As in Langland’s Piers Plowman, we have a “faire field full of folk” to work with in this country there is no shortage of skill and talent, just of the political and religious will to make it work for the common good.  Don’t take my word for it, here is A. G. McDonnell at the end of England, Their England:

Soon Donald could see that, although they walked out of step, in groups and parties, mingling with each other and changing from moment to moment, with here and there a man by himself, although in fact they did not remotely resemble the disciplined advance of an army on the march, nevertheless, every single one carried a weapon of some sort, even if it was only a cross-bow or a bill-hook or a scythe. And yet none of them wore anything that might be described as a uniform; mostly they wore black suits or shabby corduroys, and they carried their weapons in a careless, amateurish way.

The rumbling noise grew louder and more continuous. The faces of the two vanguards were now visible, and Donald saw that all the men of those two armed bodies of civilians were shaking and quaking and heaving with inexhaustible laughter. The vanguards met immediately below St. Catherine's Hill, where the road had widened out, somehow without Donald noticing it, into a great broad open space, and in a few moments all the men were talking and laughing together. Nobody listened very much to anybody, but they all seemed to be in raging, towering spirits. They threw their weapons down apparently at random, and pulled books and scrolls and parchments and pieces of paper out of their pockets and chattered away and declaimed and recited; and suddenly and queerly and instinctively Donald knew that they were all poets.

Once there seemed to be some sort of alarm sounded, for they all sprang to arms with inconceivable rapidity, and ranged themselves in battle array and handled their jumble of weapons in a manner that was the complete reverse of carelessness and amateurishness. When it was found to have been a false alarm, they shoved their weapons away again—one, a little fellow, stuffed a great meat-axe casually into one coat-pocket and hauled a quarto volume out of the other, and one arranged his Hotchkiss machine-gun into a three-legged table and sat down on the ground and began to write a poem upon it—and fell to talking and laughing and scribbling and shouting and declaiming.

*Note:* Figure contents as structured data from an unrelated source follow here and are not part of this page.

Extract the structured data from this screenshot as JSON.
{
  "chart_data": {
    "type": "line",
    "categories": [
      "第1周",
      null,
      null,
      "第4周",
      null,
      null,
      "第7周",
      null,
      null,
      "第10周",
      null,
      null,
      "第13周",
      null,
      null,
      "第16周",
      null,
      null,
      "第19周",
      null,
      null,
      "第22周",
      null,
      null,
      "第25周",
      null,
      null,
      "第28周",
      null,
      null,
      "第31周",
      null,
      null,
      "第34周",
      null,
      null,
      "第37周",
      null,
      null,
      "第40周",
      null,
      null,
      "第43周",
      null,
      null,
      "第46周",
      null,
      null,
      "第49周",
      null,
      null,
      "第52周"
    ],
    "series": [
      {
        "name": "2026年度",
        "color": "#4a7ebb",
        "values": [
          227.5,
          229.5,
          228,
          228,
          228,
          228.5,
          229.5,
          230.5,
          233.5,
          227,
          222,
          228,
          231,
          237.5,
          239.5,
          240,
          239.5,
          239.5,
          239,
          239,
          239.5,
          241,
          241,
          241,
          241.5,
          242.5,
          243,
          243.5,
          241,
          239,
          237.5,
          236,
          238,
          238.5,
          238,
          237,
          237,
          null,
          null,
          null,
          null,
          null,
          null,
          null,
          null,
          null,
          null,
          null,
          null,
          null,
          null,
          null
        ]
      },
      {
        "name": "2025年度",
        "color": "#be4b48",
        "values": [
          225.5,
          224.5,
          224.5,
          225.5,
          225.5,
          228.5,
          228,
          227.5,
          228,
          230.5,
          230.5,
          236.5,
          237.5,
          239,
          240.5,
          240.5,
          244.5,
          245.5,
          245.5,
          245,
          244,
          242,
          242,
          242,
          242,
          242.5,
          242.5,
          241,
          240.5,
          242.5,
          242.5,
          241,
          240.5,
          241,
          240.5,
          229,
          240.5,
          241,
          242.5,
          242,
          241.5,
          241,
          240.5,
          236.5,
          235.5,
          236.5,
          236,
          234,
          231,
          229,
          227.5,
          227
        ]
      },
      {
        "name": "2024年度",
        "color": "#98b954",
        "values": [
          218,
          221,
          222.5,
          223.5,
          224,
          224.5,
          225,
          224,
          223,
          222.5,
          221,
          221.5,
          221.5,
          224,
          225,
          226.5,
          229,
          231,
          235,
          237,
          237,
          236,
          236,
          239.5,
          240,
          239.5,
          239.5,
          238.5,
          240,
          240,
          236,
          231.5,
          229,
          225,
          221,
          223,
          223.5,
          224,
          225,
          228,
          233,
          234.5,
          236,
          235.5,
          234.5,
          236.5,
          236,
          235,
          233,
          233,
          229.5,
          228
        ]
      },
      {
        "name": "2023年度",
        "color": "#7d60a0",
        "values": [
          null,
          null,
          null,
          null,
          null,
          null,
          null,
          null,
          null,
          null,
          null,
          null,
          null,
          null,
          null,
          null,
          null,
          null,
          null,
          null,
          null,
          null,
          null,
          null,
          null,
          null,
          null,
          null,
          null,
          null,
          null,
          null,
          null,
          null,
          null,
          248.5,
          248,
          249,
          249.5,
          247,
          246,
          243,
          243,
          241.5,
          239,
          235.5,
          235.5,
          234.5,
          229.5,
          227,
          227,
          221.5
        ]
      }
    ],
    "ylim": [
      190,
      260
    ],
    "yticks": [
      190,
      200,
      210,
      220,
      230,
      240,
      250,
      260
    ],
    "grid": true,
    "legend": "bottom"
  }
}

I have reckoned to be some kind of Christian in the past, although I don’t believe that the entirety of the Bible is the received word of God, and I don’t believe it’s morally right to attempt to convert someone to a particular belief system, especially against their will, and nor do I think that the Church (any church) has a universal moral answer which is applicable in every situation or circumstance. I sort of believe in Jesus, at least I believe he existed, but I struggle enormously with the whole Son of God thing.  I have no answer whatsoever to the problem of evil in the world, save that God’s ideas of right and wrong must be radically different to ours, or he/she/it knows something we don’t. I do believe that people survive after they die, probably in a way to do with multiple universes and different planes of existence that we don’t fully understand, and probably never will, until it’s finally revealed to us. I do think that something listens to my prayers, sometimes.

And that’s about it. Not much with which to fare forward and plough all those muddy acres that lie ahead, but these fragments I have shored against my ruin, as Eliot said. After all, it worked well enough when Adam delved and Eve span, and there was then no Gentleman… Right now, though, all I can fall back upon is that traditional cry for Plough Monday, of “God Speed The Plough”.